Good Girls também é consistente em sua crítica à misoginia cotidiana dos homens, e todos os personagens masculinos estão expostos à escrutínio nessa narrativa. O comportamento vicioso do chefe de Annie no mercado, Leslie, deixa claro o mecanismo de pensamento de um homem que verdadeiramente odeia mulheres: Leslie persegue Annie no trabalho, a assedia constantemente na tentativa de criar um romance com ela, e em certo momento tenta estuprá-la. Ele também justifica suas atitudes responsabilizando Annie, e a série não peca em retratá-lo e até nomeá-lo com o “loser” e estuprador que ele realmente é.

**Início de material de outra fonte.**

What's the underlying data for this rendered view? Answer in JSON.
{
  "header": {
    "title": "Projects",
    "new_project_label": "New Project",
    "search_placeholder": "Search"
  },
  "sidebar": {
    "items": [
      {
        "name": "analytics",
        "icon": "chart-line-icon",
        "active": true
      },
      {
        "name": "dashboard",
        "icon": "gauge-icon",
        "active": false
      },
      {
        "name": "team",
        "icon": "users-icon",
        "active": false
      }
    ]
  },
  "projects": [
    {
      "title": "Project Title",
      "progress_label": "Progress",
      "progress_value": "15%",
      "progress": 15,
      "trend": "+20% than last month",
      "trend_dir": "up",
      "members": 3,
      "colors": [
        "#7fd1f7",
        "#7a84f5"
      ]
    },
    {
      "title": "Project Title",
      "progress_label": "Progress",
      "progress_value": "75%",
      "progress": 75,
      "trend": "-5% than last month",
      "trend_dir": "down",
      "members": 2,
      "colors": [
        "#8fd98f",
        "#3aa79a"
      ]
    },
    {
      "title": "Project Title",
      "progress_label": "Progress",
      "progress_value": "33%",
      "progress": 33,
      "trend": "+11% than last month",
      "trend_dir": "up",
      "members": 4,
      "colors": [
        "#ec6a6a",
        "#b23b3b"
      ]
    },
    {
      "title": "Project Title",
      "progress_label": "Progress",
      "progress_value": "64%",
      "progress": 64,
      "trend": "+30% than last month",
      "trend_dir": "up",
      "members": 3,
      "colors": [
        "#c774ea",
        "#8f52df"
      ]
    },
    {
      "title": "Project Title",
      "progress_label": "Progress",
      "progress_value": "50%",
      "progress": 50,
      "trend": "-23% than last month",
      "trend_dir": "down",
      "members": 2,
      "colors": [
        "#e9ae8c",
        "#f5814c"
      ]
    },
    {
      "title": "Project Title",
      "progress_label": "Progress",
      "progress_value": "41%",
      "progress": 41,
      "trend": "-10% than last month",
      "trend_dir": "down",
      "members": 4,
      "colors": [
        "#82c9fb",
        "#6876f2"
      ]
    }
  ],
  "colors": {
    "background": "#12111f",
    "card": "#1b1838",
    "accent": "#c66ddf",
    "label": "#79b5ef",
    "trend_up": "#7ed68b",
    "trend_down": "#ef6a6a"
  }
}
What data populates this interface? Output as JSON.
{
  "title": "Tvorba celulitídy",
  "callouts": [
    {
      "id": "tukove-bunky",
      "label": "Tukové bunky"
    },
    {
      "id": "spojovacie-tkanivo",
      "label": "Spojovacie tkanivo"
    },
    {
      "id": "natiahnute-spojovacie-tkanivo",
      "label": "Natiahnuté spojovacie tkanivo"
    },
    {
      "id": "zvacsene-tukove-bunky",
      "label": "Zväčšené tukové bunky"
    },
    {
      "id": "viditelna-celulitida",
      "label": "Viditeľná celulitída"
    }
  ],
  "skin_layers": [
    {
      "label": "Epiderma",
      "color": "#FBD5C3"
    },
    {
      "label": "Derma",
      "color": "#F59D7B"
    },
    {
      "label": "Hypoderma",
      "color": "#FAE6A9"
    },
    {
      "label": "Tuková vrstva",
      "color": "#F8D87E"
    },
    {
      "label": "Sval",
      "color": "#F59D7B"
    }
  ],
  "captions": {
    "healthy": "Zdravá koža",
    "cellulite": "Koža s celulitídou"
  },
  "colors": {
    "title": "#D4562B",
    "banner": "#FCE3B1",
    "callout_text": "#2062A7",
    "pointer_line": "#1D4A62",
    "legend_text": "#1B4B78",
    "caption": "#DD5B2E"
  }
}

Dean, o marido de Beth, além de não ter dimensão das questões e drama da esposa, é parte enorme do que Beth pretende deixar pra trás, mas que tenta envolvê-la de volta para o casamento por meio de mentiras e manipulações – essa trama é a ponta solta da temporada e o gancho para a próxima. O ex-marido de Annie, Greg, pai da adorável Sadie, além de se casar de novo por interesse, também pressiona Annie pela custódia da filha de forma condescendente. A não ser por Stan, marido de Ruby, que é comprometido e dedicado à família de forma igualitária e amorosa, a série deixa bem claro que os homens fora do crime são tão perigosos e cruéis com as mulheres quanto os homens envolvidos com negócios ilegais.
A mensagem geral da primeira temporada de Good Girls é que mulheres são diversas: elas podem ser capazes de cuidar de 4 quatro filhos e ao mesmo tempo agirem racionalmente e estrategicamente sob pressão, mulheres podem ter relacionamentos igualitários e amizades de sangue, mulheres podem ser a melhor influência amorosa para filha pré-adolescente, mesmo que passem o sábado no sofá comendo salgadinho e tomando vodka quente. Garotas podem ter cabelo curto, gostar de usar camisetas e terninhos. O título da série não poderia ser mais irônico. E o melhor: A 2ª temporada está garantida e foi renovada pela NBC! <3
Obs: A trilha sonora é excelente, de Le Tigre à Jungle!